Protection against severe SARS-CoV-2 infection
A low-dose primary vaccination schedule was used to mimic the decline in vaccine efficacy in the study. Mice immunized with the low-dose (prime) Pfizer vaccine received intranasal spiking without adjuvant or polyplex (boost) spiking 14 days after the primary vaccination. These mice were then challenged with wild-type SARS-CoV-2.
The results revealed that both boosting regimens could induce strong humoral and cellular immune responses in mice with suboptimal primary vaccination. Additionally, both booster regimens showed high protective efficacy against severe SARS-CoV-2 infection in terms of preventing body weight loss and mortality and reducing lung viral load and disease. .
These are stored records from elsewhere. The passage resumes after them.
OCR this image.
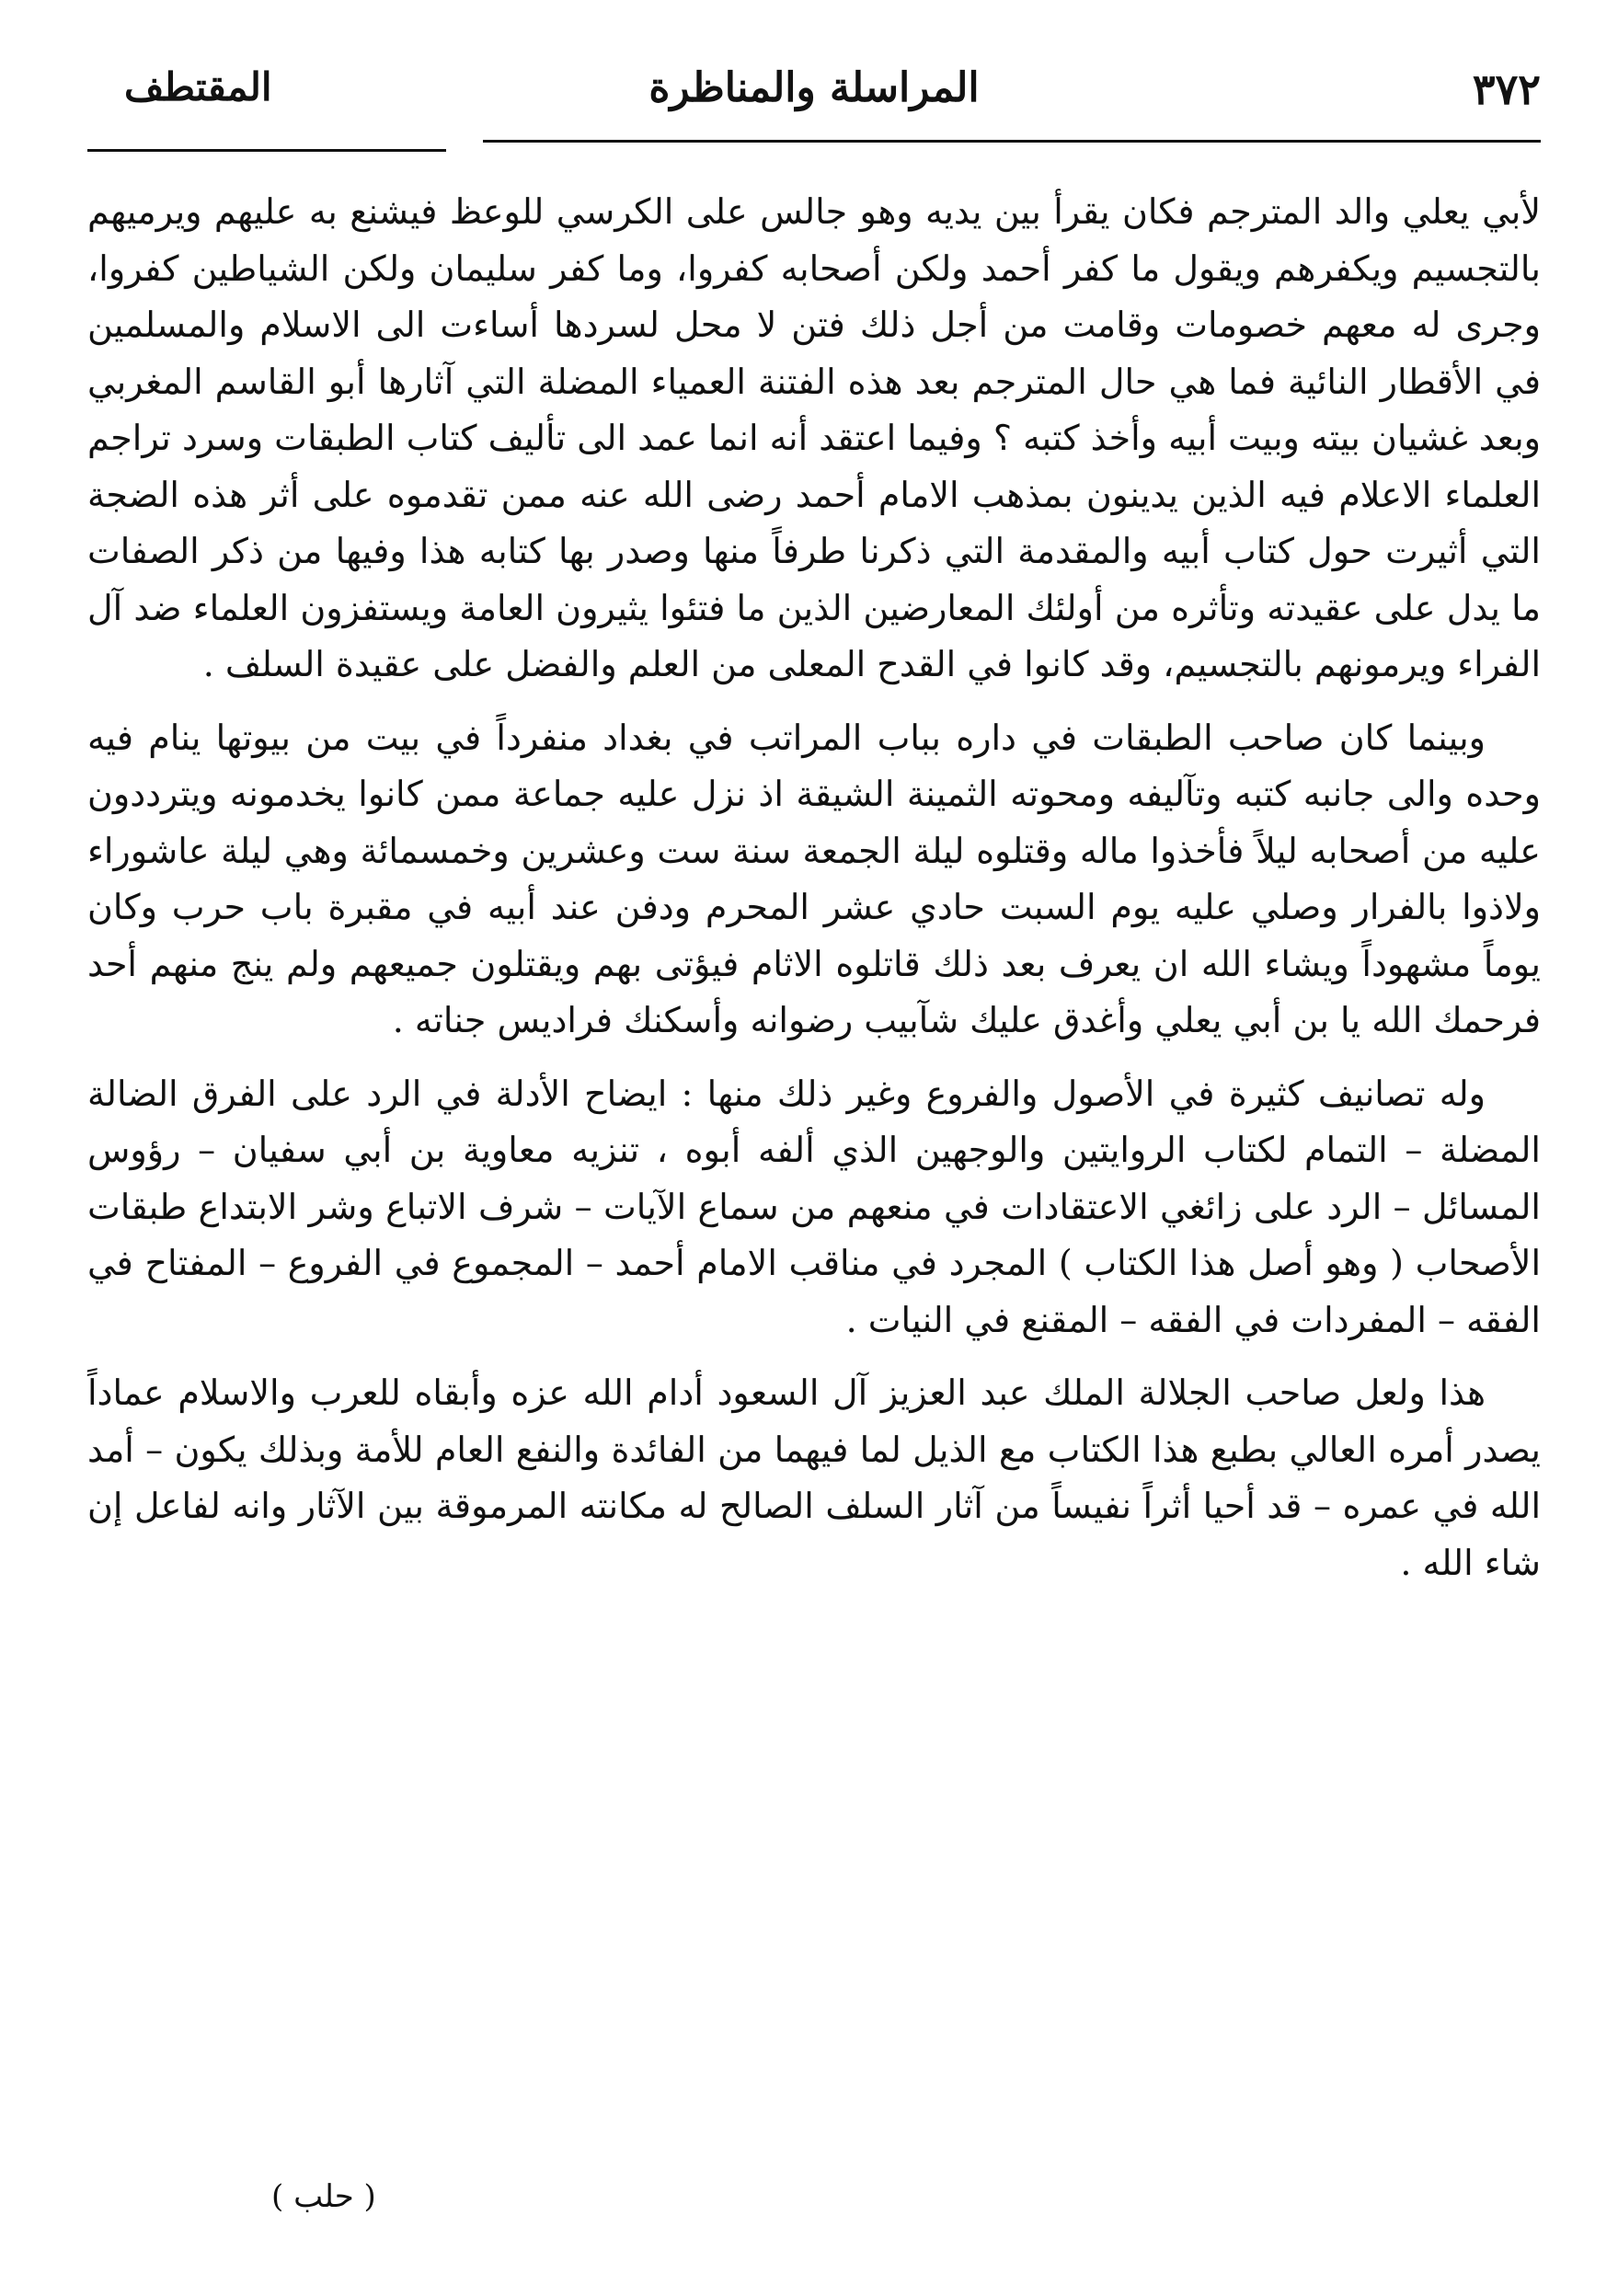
٣٧٢
المراسلة والمناظرة
المقتطف

لأبي يعلي والد المترجم فكان يقرأ بين يديه وهو جالس على الكرسي للوعظ فيشنع به عليهم ويرميهم بالتجسيم ويكفرهم ويقول ما كفر أحمد ولكن أصحابه كفروا، وما كفر سليمان ولكن الشياطين كفروا، وجرى له معهم خصومات وقامت من أجل ذلك فتن لا محل لسردها أساءت الى الاسلام والمسلمين في الأقطار النائية فما هي حال المترجم بعد هذه الفتنة العمياء المضلة التي آثارها أبو القاسم المغربي وبعد غشيان بيته وبيت أبيه وأخذ كتبه ؟ وفيما اعتقد أنه انما عمد الى تأليف كتاب الطبقات وسرد تراجم العلماء الاعلام فيه الذين يدينون بمذهب الامام أحمد رضى الله عنه ممن تقدموه على أثر هذه الضجة التي أثيرت حول كتاب أبيه والمقدمة التي ذكرنا طرفاً منها وصدر بها كتابه هذا وفيها من ذكر الصفات ما يدل على عقيدته وتأثره من أولئك المعارضين الذين ما فتئوا يثيرون العامة ويستفزون العلماء ضد آل الفراء ويرمونهم بالتجسيم، وقد كانوا في القدح المعلى من العلم والفضل على عقيدة السلف .

وبينما كان صاحب الطبقات في داره بباب المراتب في بغداد منفرداً في بيت من بيوتها ينام فيه وحده والى جانبه كتبه وتآليفه ومحوته الثمينة الشيقة اذ نزل عليه جماعة ممن كانوا يخدمونه ويترددون عليه من أصحابه ليلاً فأخذوا ماله وقتلوه ليلة الجمعة سنة ست وعشرين وخمسمائة وهي ليلة عاشوراء ولاذوا بالفرار وصلي عليه يوم السبت حادي عشر المحرم ودفن عند أبيه في مقبرة باب حرب وكان يوماً مشهوداً ويشاء الله ان يعرف بعد ذلك قاتلوه الاثام فيؤتى بهم ويقتلون جميعهم ولم ينج منهم أحد فرحمك الله يا بن أبي يعلي وأغدق عليك شآبيب رضوانه وأسكنك فراديس جناته .

وله تصانيف كثيرة في الأصول والفروع وغير ذلك منها : ايضاح الأدلة في الرد على الفرق الضالة المضلة – التمام لكتاب الروايتين والوجهين الذي ألفه أبوه ، تنزيه معاوية بن أبي سفيان – رؤوس المسائل – الرد على زائغي الاعتقادات في منعهم من سماع الآيات – شرف الاتباع وشر الابتداع طبقات الأصحاب ( وهو أصل هذا الكتاب ) المجرد في مناقب الامام أحمد – المجموع في الفروع – المفتاح في الفقه – المفردات في الفقه – المقنع في النيات .

هذا ولعل صاحب الجلالة الملك عبد العزيز آل السعود أدام الله عزه وأبقاه للعرب والاسلام عماداً يصدر أمره العالي بطبع هذا الكتاب مع الذيل لما فيهما من الفائدة والنفع العام للأمة وبذلك يكون – أمد الله في عمره – قد أحيا أثراً نفيساً من آثار السلف الصالح له مكانته المرموقة بين الآثار وانه لفاعل إن شاء الله .

( حلب )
The study also compared the immunogenicity of the prime–spike vaccination regimen with the Pfizer prime–Pfizer boost vaccination regimen. The results revealed that intranasal spike stimulation and intramuscular mRNA stimulation (Pfizer) can induce comparable immune responses in mice primed with the Pfizer vaccine.
The effectiveness of the intranasal booster strategy in inducing cross-reactive immune responses was assessed in the study. To this end, mice primed with the Pfizer vaccine were intranasally administered a non-adjuvanted heterologous SARS-CoV spike protein. The results revealed that the tested prime-boost vaccination regimen is able to induce robust mucosal immunity against SARS-CoV spike as well as stimulate neutralizing antibodies against SARS-CoV-2 spike.
Significance of the study
The study describes the immunogenicity of a new vaccination strategy in which the Pfizer COVID-19 vaccine was used for the primary intramuscular immunization, and a SARS-CoV-2 spike without adjuvant was used for the immunization of intranasal recall. As highlighted in the study, this novel vaccination strategy can induce strong mucosal and systemic immunity in mice, which is sufficient to protect against lethal SARS-CoV-2 infection.
bioRxiv publishes preliminary scientific reports that are not peer-reviewed and, therefore, should not be considered conclusive, guide clinical practice/health-related behaviors, or treated as established information.